There were, however, little cone-shaped black fungi later identified as edible black trumpets.

Since then I've found some delicious-sounding recipes for them, so I have gone on two trips with friends to find that hidden grove (which may have been logged off), each time only to find ourselves on the wrong side of some body of water.

The first time we missed and found ourselves surrounded by a bucket load of black trumpets anyway, and while harvesting them and attempting to exit the forest we then found pounds and pounds of orange lobsters under mounds of leaves. One was bigger than my hand.

Trying a different route to the lost grove we ended up on the wrong side of a pond and a swampy area. Contemplating our next step we found smooth chanterelles instead. Once we gave up on finding the grove, I brought my new company to the spot from the week before and stumbled upon a huge supply of chicken of the woods before we found our way back to the trumpets and lobsters.

For those who are not familiar with the wild mushroom world, each of these mushrooms ranges in price from $14-$24 or more per pound. If you wonder why mushroom hunters get excited about big finds, this is just one reason why.

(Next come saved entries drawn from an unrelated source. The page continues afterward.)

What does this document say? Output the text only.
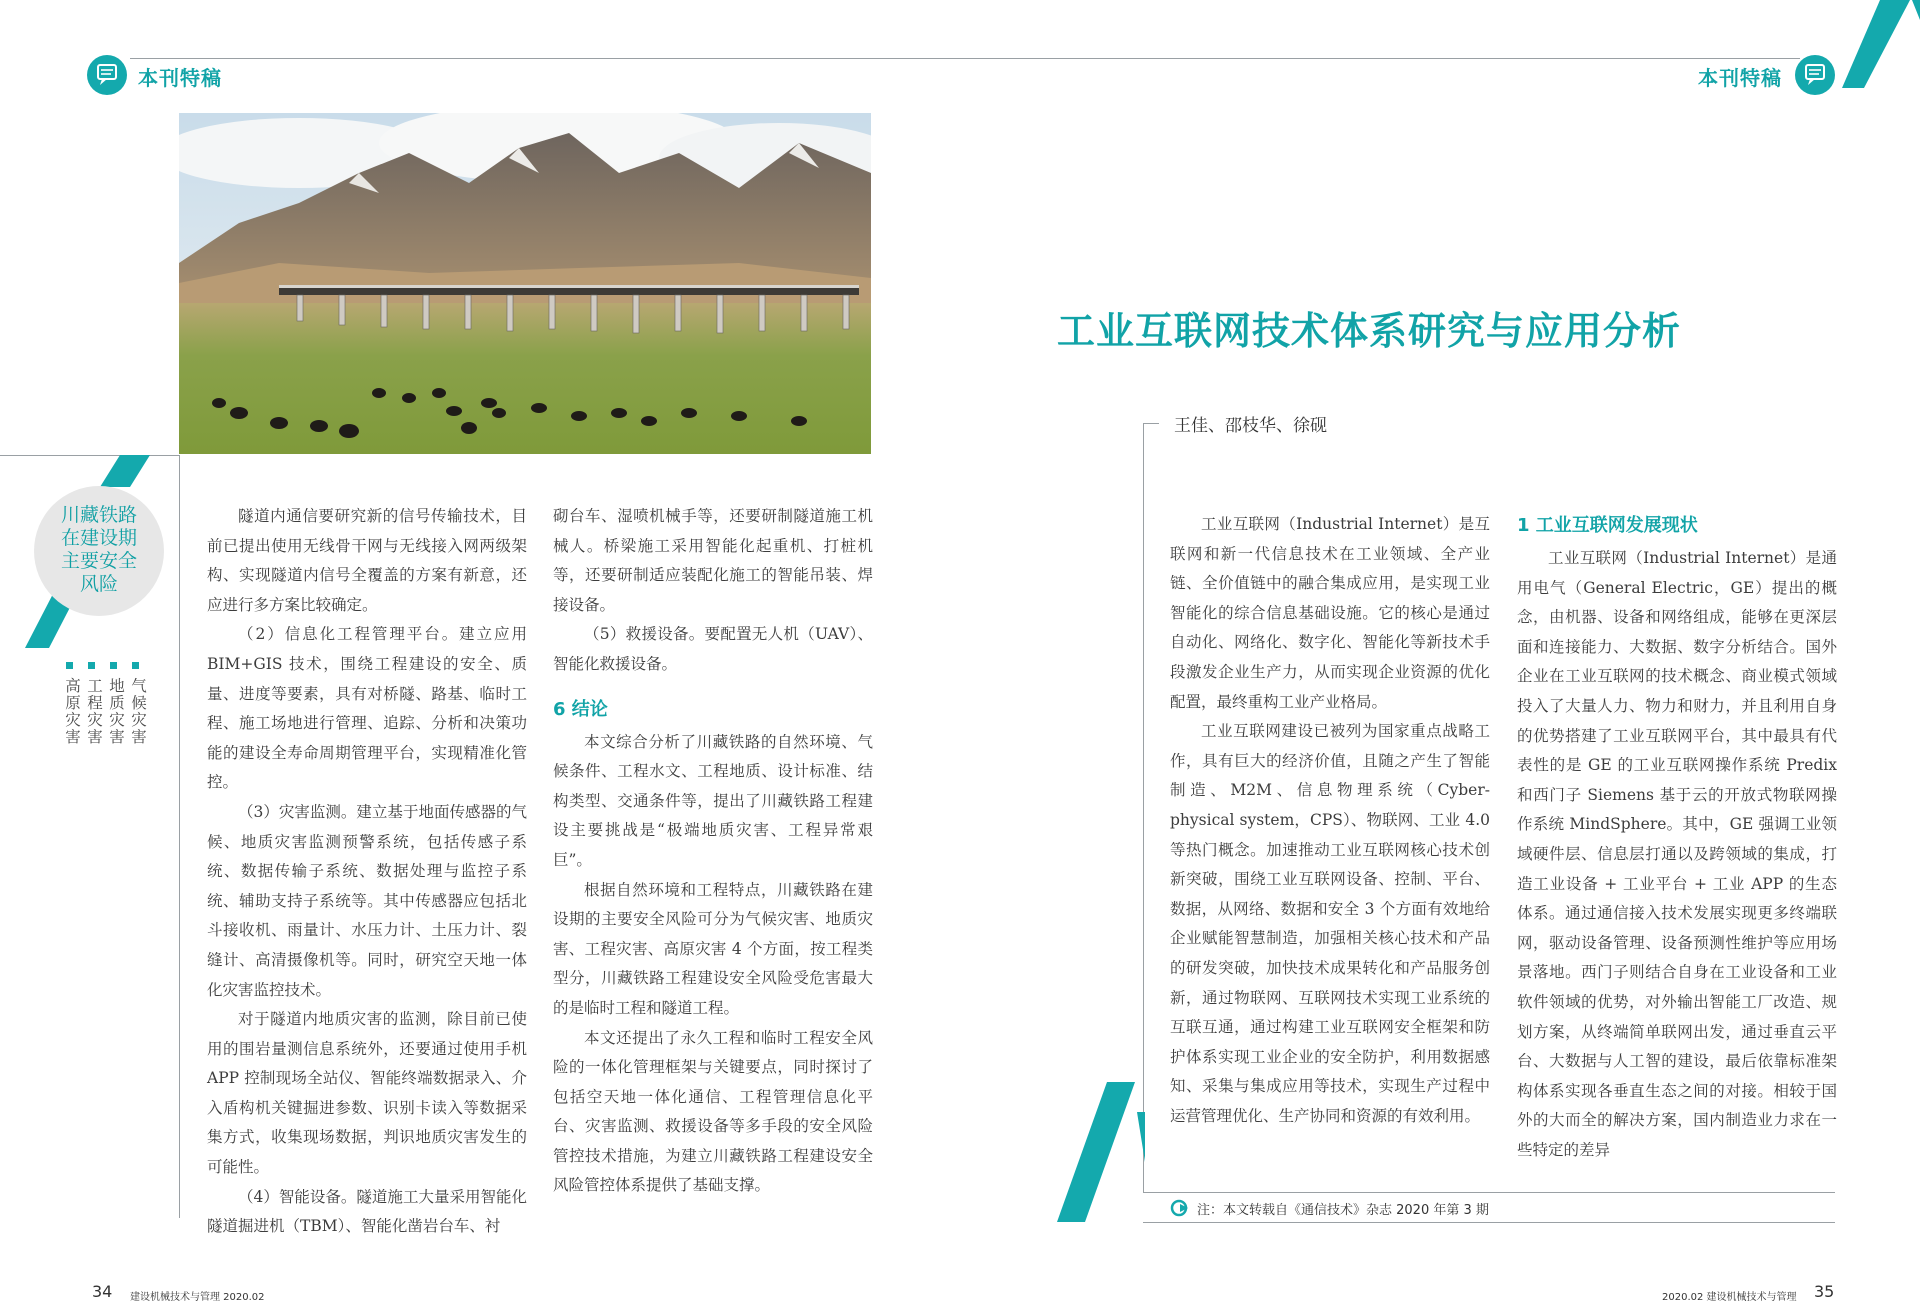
本刊特稿	本刊特稿
川藏铁路
在建设期
主要安全
风险
气候灾害
地质灾害
工程灾害
高原灾害

隧道内通信要研究新的信号传输技术，目前已提出使用无线骨干网与无线接入网两级架构、实现隧道内信号全覆盖的方案有新意，还应进行多方案比较确定。

（2）信息化工程管理平台。建立应用 BIM+GIS 技术，围绕工程建设的安全、质量、进度等要素，具有对桥隧、路基、临时工程、施工场地进行管理、追踪、分析和决策功能的建设全寿命周期管理平台，实现精准化管控。

（3）灾害监测。建立基于地面传感器的气候、地质灾害监测预警系统，包括传感子系统、数据传输子系统、数据处理与监控子系统、辅助支持子系统等。其中传感器应包括北斗接收机、雨量计、水压力计、土压力计、裂缝计、高清摄像机等。同时，研究空天地一体化灾害监控技术。

对于隧道内地质灾害的监测，除目前已使用的围岩量测信息系统外，还要通过使用手机 APP 控制现场全站仪、智能终端数据录入、介入盾构机关键掘进参数、识别卡读入等数据采集方式，收集现场数据，判识地质灾害发生的可能性。

（4）智能设备。隧道施工大量采用智能化隧道掘进机（TBM）、智能化凿岩台车、衬

砌台车、湿喷机械手等，还要研制隧道施工机械人。桥梁施工采用智能化起重机、打桩机等，还要研制适应装配化施工的智能吊装、焊接设备。

（5）救援设备。要配置无人机（UAV）、智能化救援设备。

6 结论

本文综合分析了川藏铁路的自然环境、气候条件、工程水文、工程地质、设计标准、结构类型、交通条件等，提出了川藏铁路工程建设主要挑战是“极端地质灾害、工程异常艰巨”。

根据自然环境和工程特点，川藏铁路在建设期的主要安全风险可分为气候灾害、地质灾害、工程灾害、高原灾害 4 个方面，按工程类型分，川藏铁路工程建设安全风险受危害最大的是临时工程和隧道工程。

本文还提出了永久工程和临时工程安全风险的一体化管理框架与关键要点，同时探讨了包括空天地一体化通信、工程管理信息化平台、灾害监测、救援设备等多手段的安全风险管控技术措施，为建立川藏铁路工程建设安全风险管控体系提供了基础支撑。

工业互联网技术体系研究与应用分析
王佳、邵枝华、徐砚

工业互联网（Industrial Internet）是互联网和新一代信息技术在工业领域、全产业链、全价值链中的融合集成应用，是实现工业智能化的综合信息基础设施。它的核心是通过自动化、网络化、数字化、智能化等新技术手段激发企业生产力，从而实现企业资源的优化配置，最终重构工业产业格局。

工业互联网建设已被列为国家重点战略工作，具有巨大的经济价值，且随之产生了智能制造、M2M、信息物理系统（Cyber-physical system，CPS）、物联网、工业 4.0 等热门概念。加速推动工业互联网核心技术创新突破，围绕工业互联网设备、控制、平台、数据，从网络、数据和安全 3 个方面有效地给企业赋能智慧制造，加强相关核心技术和产品的研发突破，加快技术成果转化和产品服务创新，通过物联网、互联网技术实现工业系统的互联互通，通过构建工业互联网安全框架和防护体系实现工业企业的安全防护，利用数据感知、采集与集成应用等技术，实现生产过程中运营管理优化、生产协同和资源的有效利用。

1 工业互联网发展现状

工业互联网（Industrial Internet）是通用电气（General Electric，GE）提出的概念，由机器、设备和网络组成，能够在更深层面和连接能力、大数据、数字分析结合。国外企业在工业互联网的技术概念、商业模式领域投入了大量人力、物力和财力，并且利用自身的优势搭建了工业互联网平台，其中最具有代表性的是 GE 的工业互联网操作系统 Predix 和西门子 Siemens 基于云的开放式物联网操作系统 MindSphere。其中，GE 强调工业领域硬件层、信息层打通以及跨领域的集成，打造工业设备 + 工业平台 + 工业 APP 的生态体系。通过通信接入技术发展实现更多终端联网，驱动设备管理、设备预测性维护等应用场景落地。西门子则结合自身在工业设备和工业软件领域的优势，对外输出智能工厂改造、规划方案，从终端简单联网出发，通过垂直云平台、大数据与人工智的建设，最后依靠标准架构体系实现各垂直生态之间的对接。相较于国外的大而全的解决方案，国内制造业力求在一些特定的差异

注：本文转载自《通信技术》杂志 2020 年第 3 期
34 建设机械技术与管理 2020.02	2020.02 建设机械技术与管理 35
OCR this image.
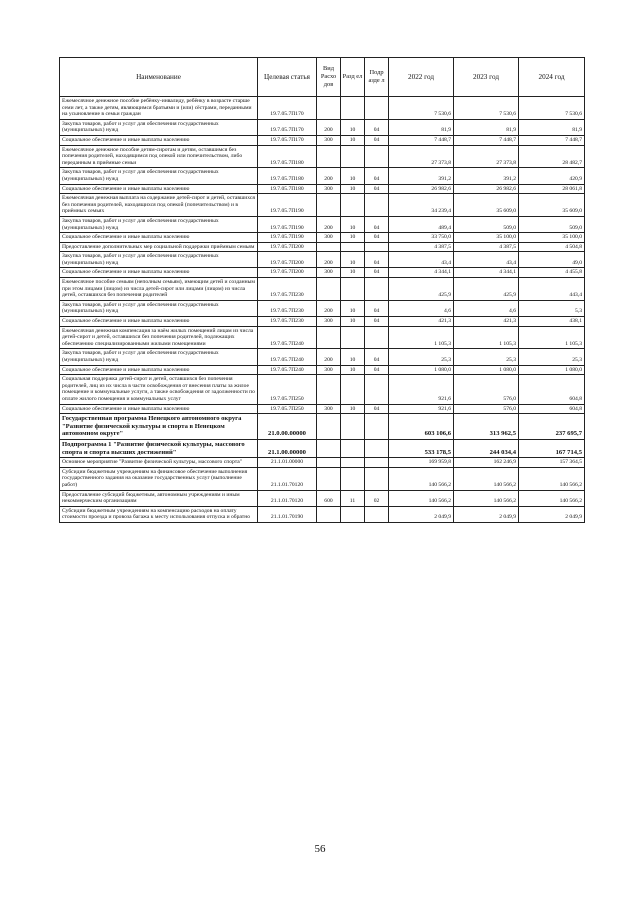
Наименование	Целевая статья	Вид Расхо дов	Разд ел	Подр азде л	2022 год	2023 год	2024 год
Ежемесячное денежное пособие ребёнку-инвалиду, ребёнку в возрасте старше семи лет, а также детям, являющимся братьями и (или) сёстрами, переданными на усыновление в семьи граждан	19.7.05.7П170				7 530,6	7 530,6	7 530,6
Закупка товаров, работ и услуг для обеспечения государственных (муниципальных) нужд	19.7.05.7П170	200	10	04	81,9	81,9	81,9
Социальное обеспечение и иные выплаты населению	19.7.05.7П170	300	10	04	7 448,7	7 448,7	7 448,7
Ежемесячное денежное пособие детям-сиротам и детям, оставшимся без попечения родителей, находящимся под опекой или попечительством, либо переданным в приёмные семьи	19.7.05.7П180				27 373,8	27 373,8	28 482,7
Закупка товаров, работ и услуг для обеспечения государственных (муниципальных) нужд	19.7.05.7П180	200	10	04	391,2	391,2	420,9
Социальное обеспечение и иные выплаты населению	19.7.05.7П180	300	10	04	26 982,6	26 982,6	28 061,8
Ежемесячная денежная выплата на содержание детей-сирот и детей, оставшихся без попечения родителей, находящихся под опекой (попечительством) и в приёмных семьях	19.7.05.7П190				34 239,4	35 609,0	35 609,0
Закупка товаров, работ и услуг для обеспечения государственных (муниципальных) нужд	19.7.05.7П190	200	10	04	489,4	509,0	509,0
Социальное обеспечение и иные выплаты населению	19.7.05.7П190	300	10	04	33 750,0	35 100,0	35 100,0
Предоставление дополнительных мер социальной поддержки приёмным семьям	19.7.05.7П200				4 387,5	4 387,5	4 504,8
Закупка товаров, работ и услуг для обеспечения государственных (муниципальных) нужд	19.7.05.7П200	200	10	04	43,4	43,4	49,0
Социальное обеспечение и иные выплаты населению	19.7.05.7П200	300	10	04	4 344,1	4 344,1	4 455,8
Ежемесячное пособие семьям (неполным семьям), имеющим детей и созданным при этом лицами (лицом) из числа детей-сирот или лицами (лицом) из числа детей, оставшихся без попечения родителей	19.7.05.7П230				425,9	425,9	443,4
Закупка товаров, работ и услуг для обеспечения государственных (муниципальных) нужд	19.7.05.7П230	200	10	04	4,6	4,6	5,3
Социальное обеспечение и иные выплаты населению	19.7.05.7П230	300	10	04	421,3	421,3	438,1
Ежемесячная денежная компенсация за наём жилых помещений лицам из числа детей-сирот и детей, оставшихся без попечения родителей, подлежащих обеспечению специализированными жилыми помещениями	19.7.05.7П240				1 105,3	1 105,3	1 105,3
Закупка товаров, работ и услуг для обеспечения государственных (муниципальных) нужд	19.7.05.7П240	200	10	04	25,3	25,3	25,3
Социальное обеспечение и иные выплаты населению	19.7.05.7П240	300	10	04	1 080,0	1 080,0	1 080,0
Социальная поддержка детей-сирот и детей, оставшихся без попечения родителей, лиц из их числа в части освобождения от внесения платы за жилое помещение и коммунальные услуги, а также освобождения от задолженности по оплате жилого помещения и коммунальных услуг	19.7.05.7П250				921,6	576,0	604,8
Социальное обеспечение и иные выплаты населению	19.7.05.7П250	300	10	04	921,6	576,0	604,8
Государственная программа Ненецкого автономного округа "Развитие физической культуры и спорта в Ненецком автономном округе"	21.0.00.00000				603 106,6	313 962,5	237 695,7
Подпрограмма 1 "Развитие физической культуры, массового спорта и спорта высших достижений"	21.1.00.00000				533 178,5	244 034,4	167 714,5
Основное мероприятие "Развитие физической культуры, массового спорта"	21.1.01.00000				169 959,8	162 246,9	157 364,5
Субсидии бюджетным учреждениям на финансовое обеспечение выполнения государственного задания на оказание государственных услуг (выполнение работ)	21.1.01.70120				140 566,2	140 566,2	140 566,2
Предоставление субсидий бюджетным, автономным учреждениям и иным некоммерческим организациям	21.1.01.70120	600	11	02	140 566,2	140 566,2	140 566,2
Субсидии бюджетным учреждениям на компенсацию расходов на оплату стоимости проезда и провоза багажа к месту использования отпуска и обратно	21.1.01.70190				2 049,9	2 049,9	2 049,9
56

Most of us prefer to taste expensive foods instead of sell them. I am going to use some of them for Hungarian mushroom soup and chicken wild rice soup this winter. Meatier mushrooms make fantastic stroganoff or beef tips in gravy. Because they have a grain-like meat, chicken of the woods lends itself to fried chicken recipes like chicken nuggets or tenders (especially if cooked or soaked in chicken broth).

Venison and Oyster Mushroom Stroganoff

  • 2 tablespoons flour
  • 2 tablespoons oil
  • 1 pound venison, cut into strips
  • 2 tablespoons butter
  • 2 cups oyster mushrooms, sliced into strips
  • 2 onions, diced
  • 2 garlic cloves, minced
  • 3 cups beef broth
  • 1 tablespoon Worcestershire sauce
  • 2 cups sour cream
  • Black pepper, to taste
  • Salt, to taste
  • Cooked egg noodles (varies by personal preference)

In a saucepan over medium heat, saute venison in oil. When about half cooked, add mushrooms. The mushrooms will release liquid. Cook this until most of the liquid is reabsorbed. Remove venison and mushrooms and set aside.

In the same pan, melt butter over medium heat, then add onions. Saute until they turn transparent and tender, then add garlic and cook about 30 seconds, then add flour. Stir until the mixture becomes a consistent paste or roux. Do not brown the roux more than necessary.

Slowly add beef broth to this mixture, whisking as you do so. Next, recombine venison and mushrooms. Add Worcestershire sauce and remove from heat to prevent curdling in the next step.

Whisk in sour cream until consistently dissolved. Return to a low to medium low heat. You may need to allow this to simmer to thicken up. If the roux cooked too long, the sauce may not thicken sufficiently. If so, you can make a slurry with either water and flour or corn starch and stir this in a little at a time until the mixture reaches the proper texture. Serve this over egg noodles.

Chicken of the Woods Tenders

Breading from

  • 1 pound chicken of the woods mushroom, refrigerated several days to dry (optional drying time)
  • 2 cups chicken broth, possibly more (optional)
  • 3 eggs
  • 1 cup all-purpose flour
  • 2 cups bread crumbs
  • 1 teaspoon garlic powder
  • 1 teaspoon lemon pepper
  • ½ teaspoon cayenne pepper
  • ½ teaspoon salt
  • ½ teaspoon pepper
  • Frying oil

After removing any rubbery stem pieces, cut the chicken of the woods mushroom into wedges approximately the size of chicken strips or chicken nuggets. To add more chicken flavoring for picky eaters, lay these as flat as possible in a shallow pan. Do not use too large a pan, as the smaller the pan, the less broth you will need.

Pour the broth into the pan, attempting to maintain some contact with all mushrooms so that they absorb the broth. Refrigerate overnight.

Preheat oil to 350 degrees.

Beat eggs in one dish and measure flour into a separate dish. In a shallow dish or pie plate combine bread crumbs and seasonings.

Dip the chicken strips into the flour, then the egg and then dredge in the bread crumbs. Fry in hot peanut oil until the breading turns golden and crispy. Set aside to drain on paper towels.